2. **Orthogroup inference:** orthogroups are assessed based on the percentage of shared protein domains in all ortogroups. The rationale for this approach is that genes in the same orthogroup evolved from a common ancestor, so the percentage of conserved protein domains in an orthogroup should be as high as possible.
3. **Synteny detection:** synteny detection is assessed using network-based approaches, namely the clustering coefficient and degree of a synteny network.

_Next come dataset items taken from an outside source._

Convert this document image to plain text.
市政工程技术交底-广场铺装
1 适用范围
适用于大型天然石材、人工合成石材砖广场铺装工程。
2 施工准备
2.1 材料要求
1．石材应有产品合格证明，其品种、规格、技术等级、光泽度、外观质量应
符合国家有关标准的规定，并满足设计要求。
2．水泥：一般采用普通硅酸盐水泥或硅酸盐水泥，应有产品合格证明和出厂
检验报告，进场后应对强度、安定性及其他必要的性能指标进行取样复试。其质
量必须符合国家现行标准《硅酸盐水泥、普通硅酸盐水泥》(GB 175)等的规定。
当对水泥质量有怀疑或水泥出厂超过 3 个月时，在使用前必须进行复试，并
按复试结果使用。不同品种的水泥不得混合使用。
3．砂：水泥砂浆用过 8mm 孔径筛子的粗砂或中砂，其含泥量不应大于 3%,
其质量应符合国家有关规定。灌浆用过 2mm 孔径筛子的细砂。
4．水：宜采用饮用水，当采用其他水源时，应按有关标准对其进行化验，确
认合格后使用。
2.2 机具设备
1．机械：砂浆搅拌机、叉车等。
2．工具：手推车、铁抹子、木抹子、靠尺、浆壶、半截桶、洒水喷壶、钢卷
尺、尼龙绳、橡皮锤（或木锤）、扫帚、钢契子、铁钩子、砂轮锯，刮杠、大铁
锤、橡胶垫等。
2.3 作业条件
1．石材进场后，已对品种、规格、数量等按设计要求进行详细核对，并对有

## Installation instructions
Get the latest stable `R` release from [CRAN](http://cran.r-project.org/). Then install `cogeqc` using from [Bioconductor](http://bioconductor.org/) the following code:
```{r 'install', eval = FALSE}
if (!requireNamespace("BiocManager", quietly = TRUE)) {
install.packages("BiocManager")
}
BiocManager::install("cogeqc")
```
And the development version from [GitHub](https://github.com/almeidasilvaf/cogeqc) with:
```{r 'install_dev', eval = FALSE}
BiocManager::install("almeidasilvaf/cogeqc")
```
## Citation
Below is the citation output from using `citation('cogeqc')` in R. Please
run this yourself to check for any updates on how to cite __cogeqc__.

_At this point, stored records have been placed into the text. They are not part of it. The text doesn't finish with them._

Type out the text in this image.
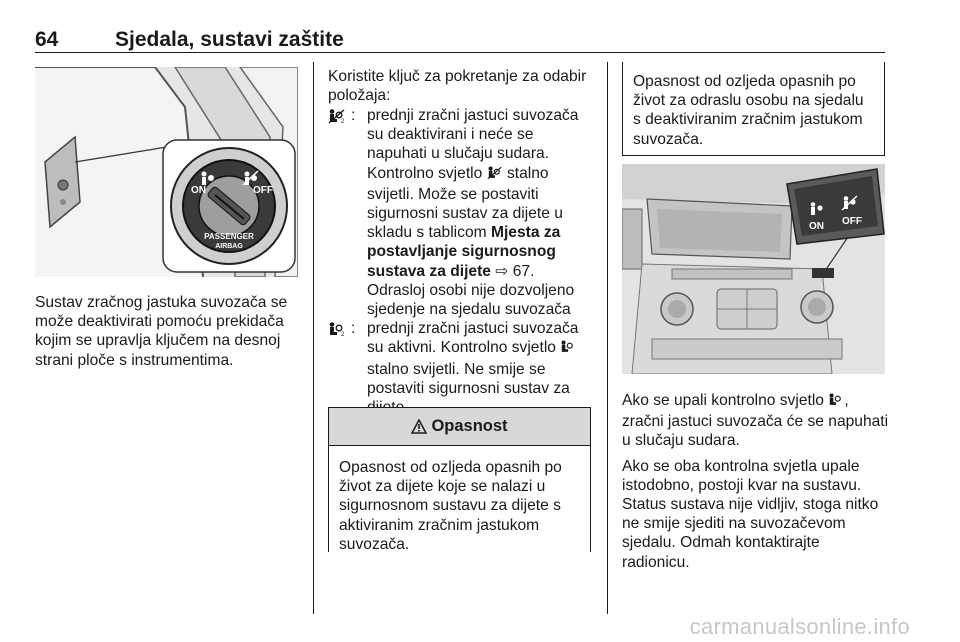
64	Sjedala, sustavi zaštite
ON	OFF
PASSENGER
AIRBAG
Sustav zračnog jastuka suvozača se može deaktivirati pomoću prekidača kojim se upravlja ključem na desnoj strani ploče s instrumentima.
Koristite ključ za pokretanje za odabir položaja:
2 : prednji zračni jastuci suvozača su deaktivirani i neće se napuhati u slučaju sudara. Kontrolno svjetlo stalno svijetli. Može se postaviti sigurnosni sustav za dijete u skladu s tablicom Mjesta za postavljanje sigurnosnog sustava za dijete ⇨ 67.
Odrasloj osobi nije dozvoljeno sjedenje na sjedalu suvozača
2 : prednji zračni jastuci suvozača su aktivni. Kontrolno svjetlo  stalno svijetli. Ne smije se postaviti sigurnosni sustav za
Opasnost
Opasnost od ozljeda opasnih po život za dijete koje se nalazi u sigurnosnom sustavu za dijete s aktiviranim zračnim jastukom suvozača.
Opasnost od ozljeda opasnih po život za odraslu osobu na sjedalu s deaktiviranim zračnim jastukom suvozača.
ON OFF

Ako se upali kontrolno svjetlo , zračni jastuci suvozača će se napuhati u slučaju sudara.

Ako se oba kontrolna svjetla upale istodobno, postoji kvar na sustavu. Status sustava nije vidljiv, stoga nitko ne smije sjediti na suvozačevom sjedalu. Odmah kontaktirajte radionicu.

carmanualsonline.info
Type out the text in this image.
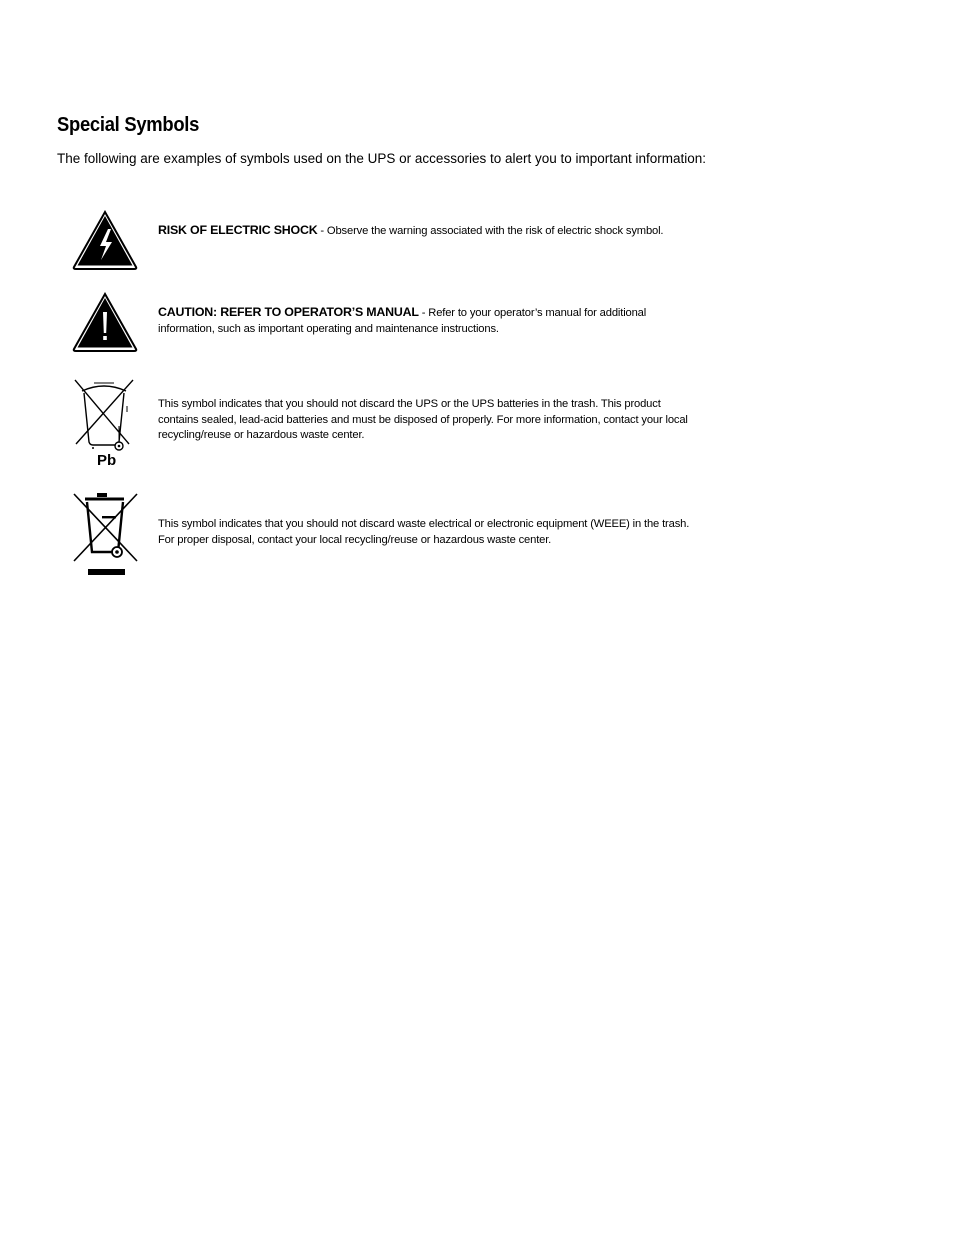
Special Symbols

The following are examples of symbols used on the UPS or accessories to alert you to important information:

RISK OF ELECTRIC SHOCK - Observe the warning associated with the risk of electric shock symbol.

CAUTION: REFER TO OPERATOR’S MANUAL - Refer to your operator’s manual for additional information, such as important operating and maintenance instructions.

Pb

This symbol indicates that you should not discard the UPS or the UPS batteries in the trash. This product contains sealed, lead-acid batteries and must be disposed of properly. For more information, contact your local recycling/reuse or hazardous waste center.

This symbol indicates that you should not discard waste electrical or electronic equipment (WEEE) in the trash. For proper disposal, contact your local recycling/reuse or hazardous waste center.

```{r 'citation', eval = requireNamespace('cogeqc')}
print(citation('cogeqc'), bibtex = TRUE)
```
Please note that the `cogeqc` was only made possible thanks to many other R and bioinformatics software authors, which are cited either in the vignettes and/or the paper(s) describing this package.
## Code of Conduct
Please note that the `cogeqc` project is released with a [Contributor Code of Conduct](http://bioconductor.org/about/code-of-conduct/). By contributing to this project, you agree to abide by its terms.
## Development tools
* Continuous code testing is possible thanks to [GitHub actions](https://www.tidyverse.org/blog/2020/04/usethis-1-6-0/) through `r BiocStyle::CRANpkg('usethis')`, `r BiocStyle::CRANpkg('remotes')`, and `r BiocStyle::CRANpkg('rcmdcheck')` customized to use [Bioconductor's docker containers](https://www.bioconductor.org/help/docker/) and `r BiocStyle::Biocpkg('BiocCheck')`.
* Code coverage assessment is possible thanks to [codecov](https://codecov.io/gh) and `r BiocStyle::CRANpkg('covr')`.
* The [documentation website](http://almeidasilvaf.github.io/cogeqc) is automatically updated thanks to `r BiocStyle::CRANpkg('pkgdown')`.
* The documentation is formatted thanks to `r BiocStyle::CRANpkg('devtools')` and `r BiocStyle::CRANpkg('roxygen2')`.
For more details, check the `dev` directory.
This package was developed using `r BiocStyle::Biocpkg('biocthis')`.